Melogika Eutanasia, Indonesia Melarang, Kok Belgia Melegalkannya?

Kompas.com - 07/05/2017, 15:44 WIB
Shierine Wangsa Wibawa

Penulis

KOMPAS.com - Eutanasia kembali ramai diperbincangkan setelah seorang laki-laki dari Banda Aceh mengajukan permohonan untuk disuntik mati ke Pengadilan Negeri Banda Aceh.

Berlin Silalahi, laki-laki itu, mengalami radang tulang dan menjadi lumpuh sejak tahun 2014. Ia lelah dan putus asa karena penyakitnya yang tak kunjung sembuh. Istri Berlin rela jika suaminya disuntik mati.

Baca: Suami yang Ajukan Suntik Mati: Saya Sudah Tak Tahan Lagi

Kasus Berlin sebenarnya bukan yang pertama kalinya di Indonesia. Tahun 2014, misalnya, Ignatius Ryan Tumiwa mengajukan permohonan untuk disuntik mati ke Mahkamah Konsitusi (MK).

Walaupun permohonan tersebut akhirnya dicabut, kriminolog dari Universitas Indonesia, Kisnu Widagso ragu MK akan mengabulkannya.

Kisnu mengatakan, "suku mana di Indonesia yang membolehkan bunuh diri?
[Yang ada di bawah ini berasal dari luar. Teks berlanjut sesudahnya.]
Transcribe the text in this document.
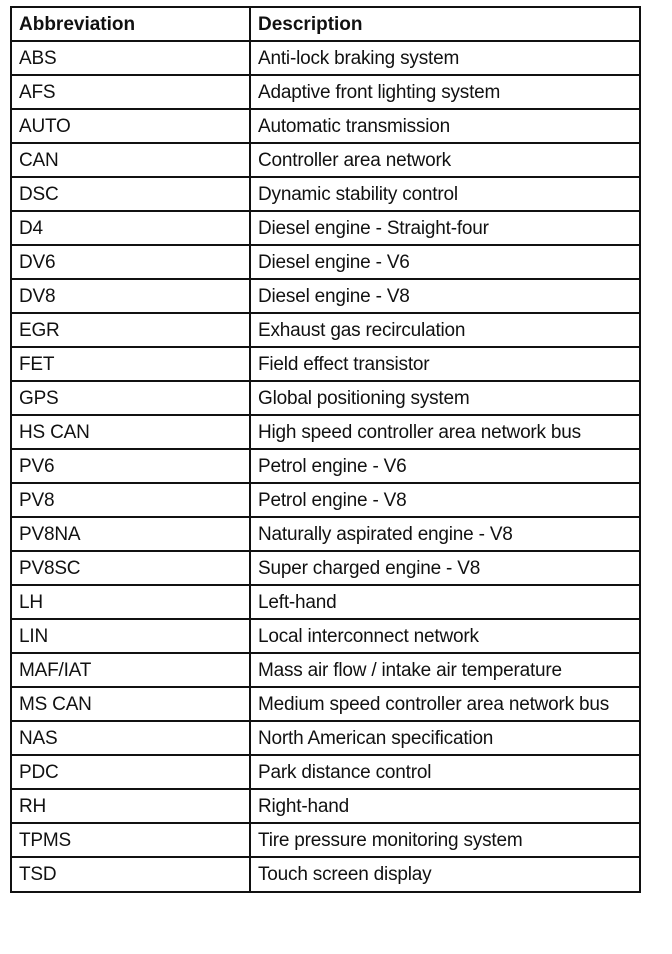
Abbreviation	Description
ABS	Anti-lock braking system
AFS	Adaptive front lighting system
AUTO	Automatic transmission
CAN	Controller area network
DSC	Dynamic stability control
D4	Diesel engine - Straight-four
DV6	Diesel engine - V6
DV8	Diesel engine - V8
EGR	Exhaust gas recirculation
FET	Field effect transistor
GPS	Global positioning system
HS CAN	High speed controller area network bus
PV6	Petrol engine - V6
PV8	Petrol engine - V8
PV8NA	Naturally aspirated engine - V8
PV8SC	Super charged engine - V8
LH	Left-hand
LIN	Local interconnect network
MAF/IAT	Mass air flow / intake air temperature
MS CAN	Medium speed controller area network bus
NAS	North American specification
PDC	Park distance control
RH	Right-hand
TPMS	Tire pressure monitoring system
TSD	Touch screen display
Lalu, agama mana di Indonesia yang membolehkan bunuh diri? Hampir tidak ada kan."

Pandangan di Indonesia berkebalikan dengan Belgia dan sejumlah negara lain. Di sana, eutanasia dianggap sebagai simbol pencerahan dan kemajuan, bahwa negara itu telah lepas dari Katolik yang banyak mengatur.

Salah satu yang mendorong legalisasi eutanasia di Belgia adalah perubahan komposisi pemegang kekuasaan politik dari yang sebelumnya demokrat Kristen menjadi yang lebih sekuler.
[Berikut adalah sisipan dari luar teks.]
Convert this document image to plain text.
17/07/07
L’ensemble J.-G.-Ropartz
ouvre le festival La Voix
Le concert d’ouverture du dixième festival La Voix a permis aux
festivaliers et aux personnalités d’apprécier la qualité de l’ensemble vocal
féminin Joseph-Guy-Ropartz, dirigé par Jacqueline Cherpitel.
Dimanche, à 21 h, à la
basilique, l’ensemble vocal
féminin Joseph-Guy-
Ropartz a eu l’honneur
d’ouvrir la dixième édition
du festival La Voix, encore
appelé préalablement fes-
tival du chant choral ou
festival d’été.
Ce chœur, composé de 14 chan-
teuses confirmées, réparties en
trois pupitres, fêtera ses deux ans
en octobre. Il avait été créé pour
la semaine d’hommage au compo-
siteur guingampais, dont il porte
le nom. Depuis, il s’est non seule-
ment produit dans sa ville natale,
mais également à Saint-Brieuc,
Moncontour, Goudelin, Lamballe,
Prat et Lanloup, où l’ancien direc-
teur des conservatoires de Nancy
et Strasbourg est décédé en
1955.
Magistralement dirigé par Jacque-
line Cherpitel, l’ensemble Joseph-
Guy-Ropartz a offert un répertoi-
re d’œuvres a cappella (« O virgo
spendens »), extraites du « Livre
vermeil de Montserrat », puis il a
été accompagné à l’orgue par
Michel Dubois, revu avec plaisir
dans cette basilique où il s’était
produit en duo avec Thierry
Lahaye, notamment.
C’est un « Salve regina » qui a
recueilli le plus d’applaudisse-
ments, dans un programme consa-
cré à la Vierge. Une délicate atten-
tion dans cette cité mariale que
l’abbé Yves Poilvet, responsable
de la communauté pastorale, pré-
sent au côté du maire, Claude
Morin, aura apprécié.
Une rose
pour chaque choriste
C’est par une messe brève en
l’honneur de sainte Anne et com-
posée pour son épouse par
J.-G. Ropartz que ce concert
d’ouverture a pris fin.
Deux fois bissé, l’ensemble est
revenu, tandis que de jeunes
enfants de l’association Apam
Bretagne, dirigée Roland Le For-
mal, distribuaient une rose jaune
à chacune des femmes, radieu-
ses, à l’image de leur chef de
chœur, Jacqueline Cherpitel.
Baca Juga: Wawancara Pertama dengan Seorang Lelaki "Mati"

Alasan Legalisasi Eutanasia

Wim Distelmans, seorang onkologis dan profesor pengobatan paliatif di Free University of Brussels adalah salah satu tokoh yang mendorong legalisasi eutanasia di Belgia.

Ia mengatakan, pekerjaannya terinspirasi oleh penolakan terhadap segala bentuk paternalisme (membatasi otonomi orang lain demi kebaikan orang tersebut).
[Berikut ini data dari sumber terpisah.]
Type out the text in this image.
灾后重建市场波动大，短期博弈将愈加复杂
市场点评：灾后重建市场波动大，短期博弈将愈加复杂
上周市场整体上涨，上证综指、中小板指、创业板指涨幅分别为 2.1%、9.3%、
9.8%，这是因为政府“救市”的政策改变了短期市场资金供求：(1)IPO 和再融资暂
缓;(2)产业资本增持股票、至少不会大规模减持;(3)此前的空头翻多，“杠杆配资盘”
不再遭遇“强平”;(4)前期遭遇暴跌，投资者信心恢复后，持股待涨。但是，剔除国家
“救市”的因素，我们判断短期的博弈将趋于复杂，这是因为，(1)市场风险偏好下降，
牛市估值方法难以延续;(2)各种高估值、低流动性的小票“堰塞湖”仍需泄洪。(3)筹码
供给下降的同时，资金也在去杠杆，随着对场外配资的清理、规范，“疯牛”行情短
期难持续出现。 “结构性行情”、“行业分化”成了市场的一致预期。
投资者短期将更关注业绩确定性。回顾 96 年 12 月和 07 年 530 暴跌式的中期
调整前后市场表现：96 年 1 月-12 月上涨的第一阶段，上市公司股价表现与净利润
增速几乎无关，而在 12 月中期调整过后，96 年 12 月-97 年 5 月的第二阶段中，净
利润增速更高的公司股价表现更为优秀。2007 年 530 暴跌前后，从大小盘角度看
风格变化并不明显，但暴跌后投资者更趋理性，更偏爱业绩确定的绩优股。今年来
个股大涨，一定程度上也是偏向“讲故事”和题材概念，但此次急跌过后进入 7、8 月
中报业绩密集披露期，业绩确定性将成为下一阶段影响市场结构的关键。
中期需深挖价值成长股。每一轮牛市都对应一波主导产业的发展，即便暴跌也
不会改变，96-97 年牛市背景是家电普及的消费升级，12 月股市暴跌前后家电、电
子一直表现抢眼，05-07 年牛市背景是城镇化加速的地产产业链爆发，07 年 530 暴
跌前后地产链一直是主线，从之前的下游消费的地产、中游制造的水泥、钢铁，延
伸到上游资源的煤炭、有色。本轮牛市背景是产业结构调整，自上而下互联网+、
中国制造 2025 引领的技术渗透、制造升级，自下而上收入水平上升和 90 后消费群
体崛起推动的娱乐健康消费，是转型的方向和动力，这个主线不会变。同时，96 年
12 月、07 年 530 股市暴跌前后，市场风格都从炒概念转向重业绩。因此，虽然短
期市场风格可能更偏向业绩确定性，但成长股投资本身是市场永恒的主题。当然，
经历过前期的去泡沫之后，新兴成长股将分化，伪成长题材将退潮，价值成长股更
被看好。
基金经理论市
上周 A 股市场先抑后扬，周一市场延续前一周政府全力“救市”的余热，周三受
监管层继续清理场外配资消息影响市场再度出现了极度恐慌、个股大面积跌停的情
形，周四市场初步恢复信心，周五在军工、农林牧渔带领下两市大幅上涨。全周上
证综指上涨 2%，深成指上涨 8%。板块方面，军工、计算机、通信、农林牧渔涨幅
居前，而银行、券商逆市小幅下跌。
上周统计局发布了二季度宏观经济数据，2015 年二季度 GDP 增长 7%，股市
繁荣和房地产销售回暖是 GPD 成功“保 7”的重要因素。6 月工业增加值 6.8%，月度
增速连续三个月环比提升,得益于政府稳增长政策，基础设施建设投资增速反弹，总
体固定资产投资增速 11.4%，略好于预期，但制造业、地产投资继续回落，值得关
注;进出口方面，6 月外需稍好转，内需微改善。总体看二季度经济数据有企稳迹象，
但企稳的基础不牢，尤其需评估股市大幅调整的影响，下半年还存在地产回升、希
Diwawancarai oleh Rachel Aviv untuk The New Yorker pada Juni 2015, Distelmans mengatakan, "siapakah aku untuk meyakinkan pasienku bahwa mereka perlu menderita lebih lama dari yang diinginkan."

Untuk Distelmans dan politikus sekuler Belgia, hak untuk meninggal secara terhormat merupakan pencapaian bagi humanisme sekuler, satu dari tujuh sistem kepercayaan yang diakui oleh pemerintah Belgia.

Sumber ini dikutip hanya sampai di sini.